Windows 10: Revenge of Microsoft?
Jon Gosier | 8/5/2015, noon
(CNN) Microsoft is not a company historically associated with minimalism. For quite some time, its operating system, Windows, has been plagued by tedious customization and nettlesome bloat.
In the mid-1990s, Microsoft's "opt-out" versus "opt-in" approach to add-ons, upgrades, and middleware was notorious. Windows 95 was only exceeded in how annoying it was by the number of times a day "Macarena" played on the radio.
Microsoft's approach was the opposite of its competitors Apple and Google, which defined their products through style or a sort of "we'll take care of it for you" attitude, hiding complexities from users behind sparse interfaces.
But in 2015, a lot of things have been turned on their head. Apple is criticized for the usability nightmare associated with iTunes and Apple Music. Google is unplugging its products with Google Plus, which has been a disastrous and failed attempt to catch up on social media.
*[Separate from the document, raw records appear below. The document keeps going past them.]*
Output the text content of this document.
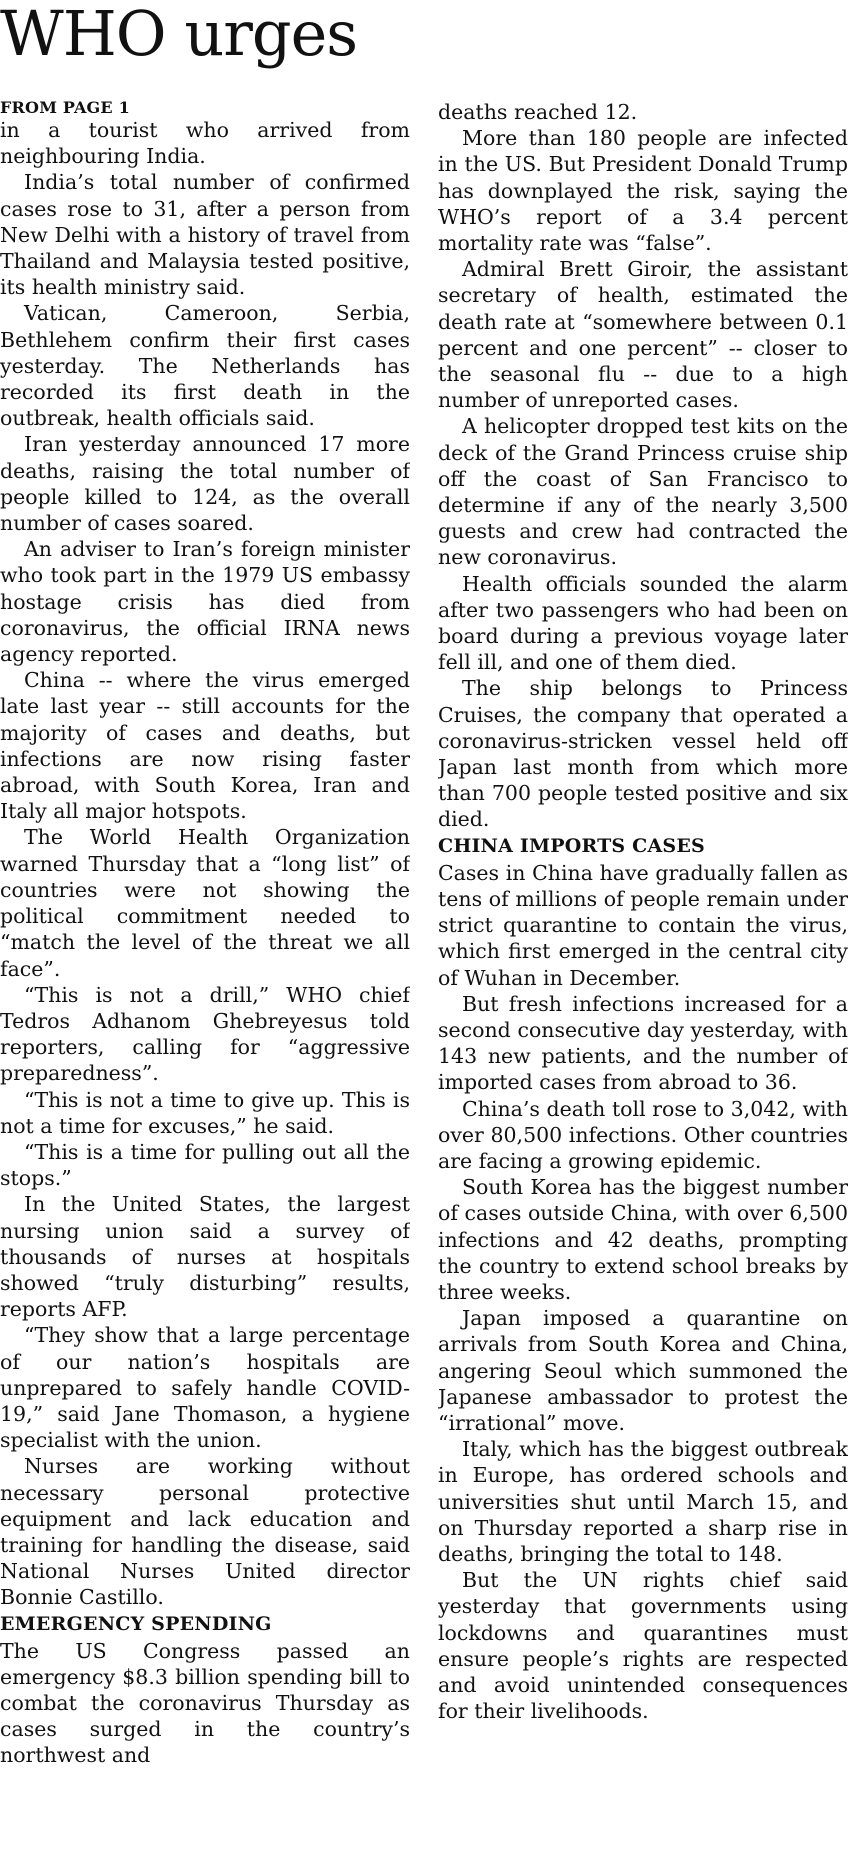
WHO urges

FROM PAGE 1

in a tourist who arrived from neighbouring India.

India’s total number of confirmed cases rose to 31, after a person from New Delhi with a history of travel from Thailand and Malaysia tested positive, its health ministry said.

Vatican, Cameroon, Serbia, Bethlehem confirm their first cases yesterday. The Netherlands has recorded its first death in the outbreak, health officials said.

Iran yesterday announced 17 more deaths, raising the total number of people killed to 124, as the overall number of cases soared.

An adviser to Iran’s foreign minister who took part in the 1979 US embassy hostage crisis has died from coronavirus, the official IRNA news agency reported.

China -- where the virus emerged late last year -- still accounts for the majority of cases and deaths, but infections are now rising faster abroad, with South Korea, Iran and Italy all major hotspots.

The World Health Organization warned Thursday that a “long list” of countries were not showing the political commitment needed to “match the level of the threat we all face”.

“This is not a drill,” WHO chief Tedros Adhanom Ghebreyesus told reporters, calling for “aggressive preparedness”.

“This is not a time to give up. This is not a time for excuses,” he said.

“This is a time for pulling out all the stops.”

In the United States, the largest nursing union said a survey of thousands of nurses at hospitals showed “truly disturbing” results, reports AFP.

“They show that a large percentage of our nation’s hospitals are unprepared to safely handle COVID-19,” said Jane Thomason, a hygiene specialist with the union.

Nurses are working without necessary personal protective equipment and lack education and training for handling the disease, said National Nurses United director Bonnie Castillo.

EMERGENCY SPENDING

The US Congress passed an emergency $8.3 billion spending bill to combat the coronavirus Thursday as cases surged in the country’s northwest and

deaths reached 12.

More than 180 people are infected in the US. But President Donald Trump has downplayed the risk, saying the WHO’s report of a 3.4 percent mortality rate was “false”.

Admiral Brett Giroir, the assistant secretary of health, estimated the death rate at “somewhere between 0.1 percent and one percent” -- closer to the seasonal flu -- due to a high number of unreported cases.

A helicopter dropped test kits on the deck of the Grand Princess cruise ship off the coast of San Francisco to determine if any of the nearly 3,500 guests and crew had contracted the new coronavirus.

Health officials sounded the alarm after two passengers who had been on board during a previous voyage later fell ill, and one of them died.

The ship belongs to Princess Cruises, the company that operated a coronavirus-stricken vessel held off Japan last month from which more than 700 people tested positive and six died.

CHINA IMPORTS CASES

Cases in China have gradually fallen as tens of millions of people remain under strict quarantine to contain the virus, which first emerged in the central city of Wuhan in December.

But fresh infections increased for a second consecutive day yesterday, with 143 new patients, and the number of imported cases from abroad to 36.

China’s death toll rose to 3,042, with over 80,500 infections. Other countries are facing a growing epidemic.

South Korea has the biggest number of cases outside China, with over 6,500 infections and 42 deaths, prompting the country to extend school breaks by three weeks.

Japan imposed a quarantine on arrivals from South Korea and China, angering Seoul which summoned the Japanese ambassador to protest the “irrational” move.

Italy, which has the biggest outbreak in Europe, has ordered schools and universities shut until March 15, and on Thursday reported a sharp rise in deaths, bringing the total to 148.

But the UN rights chief said yesterday that governments using lockdowns and quarantines must ensure people’s rights are respected and avoid unintended consequences for their livelihoods.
For the better part of the past two decades, Microsoft has struggled with its major updates but, refreshingly, the company seems to have found its stride with its recent releases. Windows 10 seems to be making up for lost ground with an operating system that is beautiful, easy to use, and dare I say ... enjoyable. Some have compared it to Windows 8 by noting some similarities. But Windows 8 had hiccups with a semi-functional and very intrusive touch interface.
Windows 10 has done a complete about-face to the mouse and keyboard experience that has defined most of Windows' history. Of course, the touch options aren't gone completely, they're just tucked away, ready to be activated when you need them. This means Windows users can still use apps that are optimized for touch.
What about upgrading? Seamless. Upgrading from Windows 8 to Windows 10 is easy and an immediate improvement in every way. This is not a repeat of XP and definitely not Vista. Although XP eventually proved itself to be a pretty decent operating system, many of us remember how awful and buggy it was initially. Vista, on the other hand, was a prolonged disaster for both the company and its users.
Some Windows users recall the dread invoked by putting together the words "upgrade" and "Windows." Windows 10 takes away the headaches.
Windows 10 also marks a potential milestone in a change of direction for a company that has built a $170 billion empire by selling software. In Windows 10, the business model of Microsoft's future is laid bare. In short: It's all about data.
Microsoft is poised to compete directly with Google in an area that the latter has dominated so far. We're not just talking about search. Rather, it's about turning the entire desktop experience into a monetizing opportunity.
This is not Bing: The Sequel. It's something much bigger and smarter. At this point, Microsoft's operating system ships with a lot of services that users are already familiar with and dependent upon (e.g., OneNote, Outlook, Word, Excel). Windows 10 makes it clear that anything you do in these apps can (and likely will) be scanned, parsed, and sold to advertisers. Your emails, messages and documents -- nothing is off limits.